Between April and June, the group said it booked a net profit of € 1.4 billion ($1.5 billion), compared with a € 1.5-billion loss over the same period a year earlier.
Last year's loss was mainly down to a hefty impairment of its stake in Siemens Energy.
The same subsidiary reported a record loss on Monday as it counts the costs of fixing technical issues affecting its onshore wind turbines.
The Siemens group however said it had benefited from strong growth in other divisions in its third fiscal quarter, including major contracts for trains in Germany and a high-speed rail line in Egypt.

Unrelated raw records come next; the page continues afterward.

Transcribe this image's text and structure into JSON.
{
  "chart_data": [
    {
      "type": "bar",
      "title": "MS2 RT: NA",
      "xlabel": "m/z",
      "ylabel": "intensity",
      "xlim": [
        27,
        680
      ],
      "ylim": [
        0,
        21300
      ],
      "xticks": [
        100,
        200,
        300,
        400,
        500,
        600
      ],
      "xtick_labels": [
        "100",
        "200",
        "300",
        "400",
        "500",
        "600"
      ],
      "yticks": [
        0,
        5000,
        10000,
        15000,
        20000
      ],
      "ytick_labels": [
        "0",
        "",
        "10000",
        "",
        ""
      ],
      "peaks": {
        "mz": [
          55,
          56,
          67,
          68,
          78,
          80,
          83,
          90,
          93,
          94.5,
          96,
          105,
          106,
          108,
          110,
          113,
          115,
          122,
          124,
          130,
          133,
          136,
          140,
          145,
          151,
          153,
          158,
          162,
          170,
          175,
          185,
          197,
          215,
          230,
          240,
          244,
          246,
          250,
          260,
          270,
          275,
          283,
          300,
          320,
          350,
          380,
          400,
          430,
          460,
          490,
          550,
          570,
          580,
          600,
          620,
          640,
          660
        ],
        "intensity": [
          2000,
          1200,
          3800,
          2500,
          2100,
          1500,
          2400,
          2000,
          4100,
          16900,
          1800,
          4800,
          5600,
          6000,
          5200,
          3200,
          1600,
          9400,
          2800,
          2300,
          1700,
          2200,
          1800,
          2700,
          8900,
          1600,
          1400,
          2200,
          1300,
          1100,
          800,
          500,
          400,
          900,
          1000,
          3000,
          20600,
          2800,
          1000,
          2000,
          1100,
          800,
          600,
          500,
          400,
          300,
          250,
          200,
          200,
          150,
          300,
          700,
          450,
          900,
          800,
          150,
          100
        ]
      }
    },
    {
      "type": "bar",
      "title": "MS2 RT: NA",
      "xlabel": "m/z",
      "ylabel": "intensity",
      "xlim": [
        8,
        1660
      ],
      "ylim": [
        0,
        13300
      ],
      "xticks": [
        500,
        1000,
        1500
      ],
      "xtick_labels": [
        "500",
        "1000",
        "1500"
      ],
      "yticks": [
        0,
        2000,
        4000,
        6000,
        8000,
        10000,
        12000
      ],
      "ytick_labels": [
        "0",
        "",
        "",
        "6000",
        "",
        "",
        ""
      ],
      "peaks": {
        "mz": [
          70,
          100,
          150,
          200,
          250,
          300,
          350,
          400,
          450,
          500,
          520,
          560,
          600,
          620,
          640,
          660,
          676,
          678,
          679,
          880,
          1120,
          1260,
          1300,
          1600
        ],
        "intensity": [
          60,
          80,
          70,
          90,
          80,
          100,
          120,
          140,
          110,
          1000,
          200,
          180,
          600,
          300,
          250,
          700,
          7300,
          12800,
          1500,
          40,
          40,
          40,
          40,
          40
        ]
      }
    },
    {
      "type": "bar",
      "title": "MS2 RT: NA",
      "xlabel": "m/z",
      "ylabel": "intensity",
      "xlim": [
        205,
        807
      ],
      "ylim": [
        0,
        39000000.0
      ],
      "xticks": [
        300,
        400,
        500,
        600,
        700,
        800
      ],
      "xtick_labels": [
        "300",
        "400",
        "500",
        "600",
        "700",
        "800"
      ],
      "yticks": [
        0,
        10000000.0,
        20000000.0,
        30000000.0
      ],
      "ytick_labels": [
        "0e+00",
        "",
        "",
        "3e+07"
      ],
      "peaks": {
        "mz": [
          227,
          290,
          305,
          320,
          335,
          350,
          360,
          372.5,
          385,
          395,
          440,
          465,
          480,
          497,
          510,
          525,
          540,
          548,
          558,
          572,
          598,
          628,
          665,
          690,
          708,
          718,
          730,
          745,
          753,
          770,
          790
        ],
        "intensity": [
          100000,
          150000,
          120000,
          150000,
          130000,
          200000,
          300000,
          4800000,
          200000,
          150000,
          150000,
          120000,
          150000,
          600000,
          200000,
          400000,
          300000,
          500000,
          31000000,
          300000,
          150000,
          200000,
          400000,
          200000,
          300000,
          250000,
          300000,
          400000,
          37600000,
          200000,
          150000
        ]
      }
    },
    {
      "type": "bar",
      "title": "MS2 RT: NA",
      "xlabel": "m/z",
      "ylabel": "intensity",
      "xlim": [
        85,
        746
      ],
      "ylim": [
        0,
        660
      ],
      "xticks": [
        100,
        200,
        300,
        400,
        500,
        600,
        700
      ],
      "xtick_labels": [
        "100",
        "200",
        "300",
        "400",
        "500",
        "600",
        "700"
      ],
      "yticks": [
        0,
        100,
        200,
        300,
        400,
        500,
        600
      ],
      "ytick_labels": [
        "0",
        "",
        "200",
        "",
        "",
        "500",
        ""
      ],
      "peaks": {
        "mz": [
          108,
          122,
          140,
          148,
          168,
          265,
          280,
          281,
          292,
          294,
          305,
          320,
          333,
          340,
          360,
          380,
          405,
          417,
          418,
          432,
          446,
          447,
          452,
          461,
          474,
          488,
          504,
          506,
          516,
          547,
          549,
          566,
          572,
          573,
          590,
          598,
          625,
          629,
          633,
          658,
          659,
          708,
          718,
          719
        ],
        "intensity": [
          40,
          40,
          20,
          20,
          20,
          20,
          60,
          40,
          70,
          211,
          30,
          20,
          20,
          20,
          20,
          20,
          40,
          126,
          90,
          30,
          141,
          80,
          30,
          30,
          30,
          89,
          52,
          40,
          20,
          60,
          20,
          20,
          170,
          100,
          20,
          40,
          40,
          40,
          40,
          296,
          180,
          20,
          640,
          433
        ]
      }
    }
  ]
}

The conglomerate's smart infrastructure and digital industries units also performed well, lifting Siemens' overall revenues by 10 per cent year-on-year to 18.9 billion euros.
"We again achieved profitable growth and showed our competitive strength across all our businesses," CEO Roland Busch said in a statement.
The group confirmed its full-year target of achieving comparable revenue growth in the range of 9-11 per cent.
Siemens however lowered its outlook for digital industries, which includes factory automation products. The division is now expected to see comparable revenue growth of 13-15 per cent, compared with 17-20 per cent previously.
The downgrade comes after orders at digital industries fell by 35 percent over the quarter even as revenues rose by 11 per cent.
Orders at the division "were down in all regions, but most notably in China," Siemens said.